The guy wiped his brow on his shoulder. “Someone snuck into the park last week and pulled up two square yards of stones. Probably sold them on E-bay as holy relics.”
“Takes all kinds,” Nautilus said, turning back. He looked at his watch, then at Rebecca. “Ready to call it a day?”
“Can you watch me again tomorrow? This was cool.”
“Depends on what your parents need,” Nautilus said, thinking today beat driving Celeste Owsley from store to store as she filled the trunk with purchases, or ferrying Richard Owsley around, either ignoring Nautilus to talk on his phone or expounding on his religious views.
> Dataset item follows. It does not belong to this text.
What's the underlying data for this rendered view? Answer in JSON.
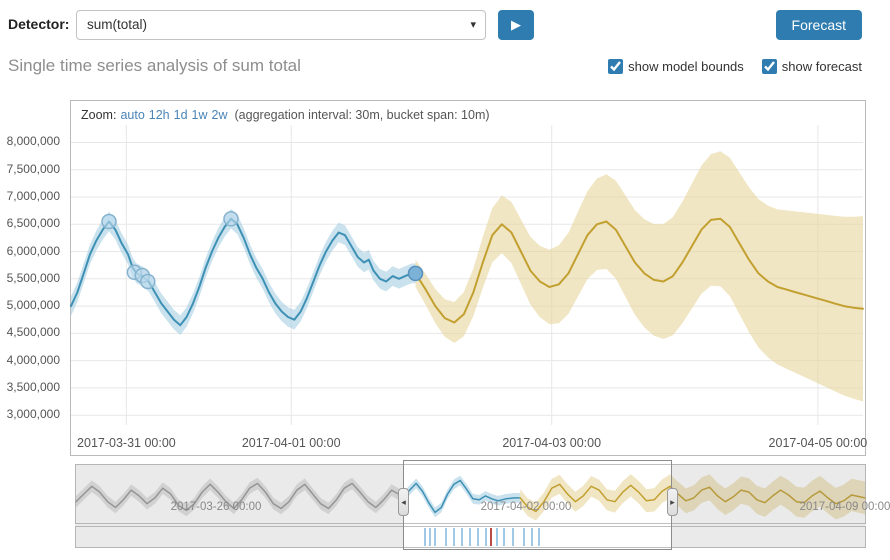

They reached the gate. Nautilus heard a voice over his shoulder.
“Did you have a great day with us? I bet you did!”
Tawnya of the bouncy curls. The all-smiles and fuzzy words Tawnya, not the face-slapping, threatening Tawnya.
“We had an interesting time,” Nautilus said. “Both of us.”
Tawnya accompanied the pair to the parking lot. “You employ a lot of actors here,” Nautilus said, making conversation.
“Over a hundred. Some are characters, others sing and dance in the shows.”
“They seem so young.”
“The average age is about twenty-five. The characters are younger, the regular show people are older.”
“Where do the kids stay? Rents have to be high in the area.”
“Dormitories. They stay free as our employees. We also provide meals at very low prices.”
“Got to keep the workers happy, right?” Nautilus said.
“Everyone’s happy at Hallelujah Jubilee,” the good Tawnya chirped, her smile verging on beatific. “It’s Heaven on Earth.”